In this module we will talk about data modeling. You will recall that when we introduced software engineering and software development methodology, we were talking about requirement analysis where we mentioned that we perform both the data modeling and the process modeling as we go through the requirement analysis as we understand the application environment of the user.
So let us start by asking again why we model. We build models of complex systems, because it’s difficult to understand any such system in its completeness at one shot. We have to therefore build a model and try to understand it in terms of its complements and how those complements relate with each other. So one of the important reasons for modeling of complex systems is to improve our understanding of such system because we cannot understand them entirely in one single instance.
We need to develop a common understanding of the problem so that we can proceed toward the solution. This common understanding is between all the people involved and also the users for whom we are trying to propose a solution. We cannot afford a trial and error approach. In fact, a model will clearly establish that we are proceeding along the correct direction and that our understanding of the user’s environment is correct. And this will be reflected in the model. This will remove the trial and error kind of approach. And it will also reduce the risk in the overall development.

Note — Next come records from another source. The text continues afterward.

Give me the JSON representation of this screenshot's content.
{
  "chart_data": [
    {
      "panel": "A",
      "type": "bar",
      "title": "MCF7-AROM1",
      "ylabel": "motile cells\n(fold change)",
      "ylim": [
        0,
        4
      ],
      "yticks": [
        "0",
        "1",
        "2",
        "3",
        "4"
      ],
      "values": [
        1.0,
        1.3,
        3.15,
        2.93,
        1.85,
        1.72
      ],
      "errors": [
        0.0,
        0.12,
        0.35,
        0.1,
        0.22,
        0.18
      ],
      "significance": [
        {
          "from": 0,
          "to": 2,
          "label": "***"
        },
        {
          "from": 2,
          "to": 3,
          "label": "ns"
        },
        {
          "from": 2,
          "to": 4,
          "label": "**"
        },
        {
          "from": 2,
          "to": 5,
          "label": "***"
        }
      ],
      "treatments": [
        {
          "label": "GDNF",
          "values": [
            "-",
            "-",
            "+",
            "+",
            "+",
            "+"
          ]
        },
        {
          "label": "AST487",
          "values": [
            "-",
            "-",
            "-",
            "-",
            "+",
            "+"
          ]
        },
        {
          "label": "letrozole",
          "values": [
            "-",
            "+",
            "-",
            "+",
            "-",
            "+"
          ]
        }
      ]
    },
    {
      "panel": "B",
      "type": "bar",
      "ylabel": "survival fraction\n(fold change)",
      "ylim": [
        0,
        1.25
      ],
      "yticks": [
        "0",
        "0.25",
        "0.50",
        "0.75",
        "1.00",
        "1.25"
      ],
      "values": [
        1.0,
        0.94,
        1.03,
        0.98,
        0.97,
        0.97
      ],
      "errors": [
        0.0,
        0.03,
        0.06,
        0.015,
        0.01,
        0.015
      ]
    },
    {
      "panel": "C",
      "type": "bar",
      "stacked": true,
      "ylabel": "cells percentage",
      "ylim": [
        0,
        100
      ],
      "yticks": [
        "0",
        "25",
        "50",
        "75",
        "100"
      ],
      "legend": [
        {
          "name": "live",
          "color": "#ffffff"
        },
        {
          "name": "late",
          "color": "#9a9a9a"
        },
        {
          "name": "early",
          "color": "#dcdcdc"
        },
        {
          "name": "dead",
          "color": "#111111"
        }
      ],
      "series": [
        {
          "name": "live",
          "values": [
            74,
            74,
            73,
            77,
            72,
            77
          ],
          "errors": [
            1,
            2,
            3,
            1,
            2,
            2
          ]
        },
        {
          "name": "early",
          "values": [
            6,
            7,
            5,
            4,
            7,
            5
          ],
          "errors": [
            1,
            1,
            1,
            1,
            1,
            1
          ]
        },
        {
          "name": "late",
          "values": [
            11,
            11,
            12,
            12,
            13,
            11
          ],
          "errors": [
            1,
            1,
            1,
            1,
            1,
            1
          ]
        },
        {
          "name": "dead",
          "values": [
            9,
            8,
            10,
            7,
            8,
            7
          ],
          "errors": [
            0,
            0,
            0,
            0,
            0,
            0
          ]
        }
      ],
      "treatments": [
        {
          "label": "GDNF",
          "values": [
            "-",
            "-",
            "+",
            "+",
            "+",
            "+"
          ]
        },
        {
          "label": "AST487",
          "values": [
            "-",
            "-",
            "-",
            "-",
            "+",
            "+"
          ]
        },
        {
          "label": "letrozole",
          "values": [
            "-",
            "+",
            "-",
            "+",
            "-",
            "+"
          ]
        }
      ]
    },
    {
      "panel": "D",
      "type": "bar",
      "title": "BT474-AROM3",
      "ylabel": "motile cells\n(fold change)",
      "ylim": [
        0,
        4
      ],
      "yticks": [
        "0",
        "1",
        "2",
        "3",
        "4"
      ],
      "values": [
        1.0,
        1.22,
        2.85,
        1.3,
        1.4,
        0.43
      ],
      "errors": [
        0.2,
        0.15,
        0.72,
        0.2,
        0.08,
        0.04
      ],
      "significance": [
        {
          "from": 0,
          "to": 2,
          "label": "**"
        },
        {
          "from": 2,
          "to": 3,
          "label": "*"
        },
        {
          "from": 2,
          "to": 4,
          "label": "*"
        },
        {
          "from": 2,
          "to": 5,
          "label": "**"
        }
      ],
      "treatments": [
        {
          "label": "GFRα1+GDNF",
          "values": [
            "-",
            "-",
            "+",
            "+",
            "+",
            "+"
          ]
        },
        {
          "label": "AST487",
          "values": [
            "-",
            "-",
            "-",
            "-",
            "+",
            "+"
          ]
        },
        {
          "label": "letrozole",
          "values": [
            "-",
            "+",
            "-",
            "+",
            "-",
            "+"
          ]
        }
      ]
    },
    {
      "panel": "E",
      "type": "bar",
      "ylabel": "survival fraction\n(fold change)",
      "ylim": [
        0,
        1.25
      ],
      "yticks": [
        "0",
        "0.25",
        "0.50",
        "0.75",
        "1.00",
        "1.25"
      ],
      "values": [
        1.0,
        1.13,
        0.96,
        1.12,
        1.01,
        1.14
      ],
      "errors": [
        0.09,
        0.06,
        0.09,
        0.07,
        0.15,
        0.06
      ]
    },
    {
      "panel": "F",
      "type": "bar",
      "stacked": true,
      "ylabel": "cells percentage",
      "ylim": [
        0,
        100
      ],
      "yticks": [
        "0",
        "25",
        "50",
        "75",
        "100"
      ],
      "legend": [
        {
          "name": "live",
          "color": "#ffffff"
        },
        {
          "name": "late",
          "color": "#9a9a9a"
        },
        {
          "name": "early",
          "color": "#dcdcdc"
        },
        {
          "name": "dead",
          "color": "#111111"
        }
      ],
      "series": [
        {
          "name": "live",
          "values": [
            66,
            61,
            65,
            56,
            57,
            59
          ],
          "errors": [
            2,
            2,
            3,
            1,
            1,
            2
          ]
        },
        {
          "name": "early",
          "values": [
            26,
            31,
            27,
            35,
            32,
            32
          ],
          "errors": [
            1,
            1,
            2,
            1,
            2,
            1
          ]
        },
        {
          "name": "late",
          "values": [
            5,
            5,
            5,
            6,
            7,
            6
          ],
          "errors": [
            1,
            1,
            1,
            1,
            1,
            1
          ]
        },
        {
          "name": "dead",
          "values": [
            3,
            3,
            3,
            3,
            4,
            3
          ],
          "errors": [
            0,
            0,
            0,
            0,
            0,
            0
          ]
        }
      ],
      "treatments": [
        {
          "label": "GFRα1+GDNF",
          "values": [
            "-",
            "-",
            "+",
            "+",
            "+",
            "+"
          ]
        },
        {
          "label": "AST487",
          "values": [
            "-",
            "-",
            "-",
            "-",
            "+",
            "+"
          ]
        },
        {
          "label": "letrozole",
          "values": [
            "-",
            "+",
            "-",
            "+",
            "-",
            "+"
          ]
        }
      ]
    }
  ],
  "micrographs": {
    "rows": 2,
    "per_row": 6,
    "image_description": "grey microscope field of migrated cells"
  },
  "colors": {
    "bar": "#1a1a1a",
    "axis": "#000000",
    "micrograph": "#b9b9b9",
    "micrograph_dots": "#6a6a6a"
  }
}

A model is also extremely useful to communicate the required structure and behavior of our system. We try to capture that in the model and then put it in the form which can be understood and which can be verified by others. So these are the reasons why we model.
Let us see how we model. We choose an appropriate modeling concept or an appropriate modeling paradigm. This should be such that our solution can be properly expressed. So this choice of the right model is extremely important, and it has considerable influence on shaping the solution we propose for the problem. So we chose a model for the kind of purpose we have at hand. This may be modeling of data, or this may be modeling of the processing defined in a given application.
No single model is sufficient. In fact, this is an important point that in most analysis phases, we try to build different types of models which represent the different perspectives of the same environment or the same application. It is important to approach a complex system from different points of view which might be best represented by using different modeling techniques. So a single model may not be sufficient.
In fact, we have been talking about two independent models already. One is for the modeling of data and one is for the modeling of processing. Even in the object-oriented model that we had mentioned earlier, different perspectives are taken. One could be defining the object model which is static kind of a model which reflects the different objects which are present in the user’s environment. And then there is a dynamic model which defines the interactions among these objects. So we do take different perspectives and we try to use an appropriate modeling concept or appropriate modeling paradigm to represent these perspectives.
The best models are connected to reality. In fact, the purpose of the model is to abstract important aspects of the reality and represent them very clearly. So naturally they must meet the requirements as we want to analyze for a given real world situation. So these are the different issues that we must keep in mind when we define our modeling exercise. What model should we choose?
So in this particular module, we are talking about data modeling. We will define the notion of data modeling. We are going to build these models in terms of the important concepts of entity and relationship. In fact, the model that we are going to discuss in detail is the entity relationship model or the ER model in short. We will look at the diagramming concepts which are available in this modeling technique. We will talk about other related concepts of keys, weak entities. Then we will also talk about extensions to the ER model. So these are the different topics we’ll cover in this particular module.
Let’s begin by seeing the purpose. The purpose of the data model is to represent the operational data in the real world. These operational data describe the various events, entities and activities which take place in the business environment for which we are proposing the solution. So remember that we are trying to represent the operational data and there may be a lot of these data which describe different entities, different activities which happen in the business environment, different types of events which take place. So all these data need to be captured in solving that application problem. So objective of data model would be to represent this operational data.
The model may be described at various levels. The model may be at the logical level or a physical level. Physical level naturally will address not only what data we have but how that data is stored and retrieved and updated and things like that. So this would be the day in which the data would be actually handed.
Very often we first try to understand the data at the logical level. The model may also be at external level or conceptual level or internal level. What we really mean here is that when we say model is at external level, it might define the model as seen by a particular user who is the user of the application. Naturally his view of the data may be a subset of the overall data content in the application whereas the conceptual model represents the data in its totality at a level which represents the important concepts in the application.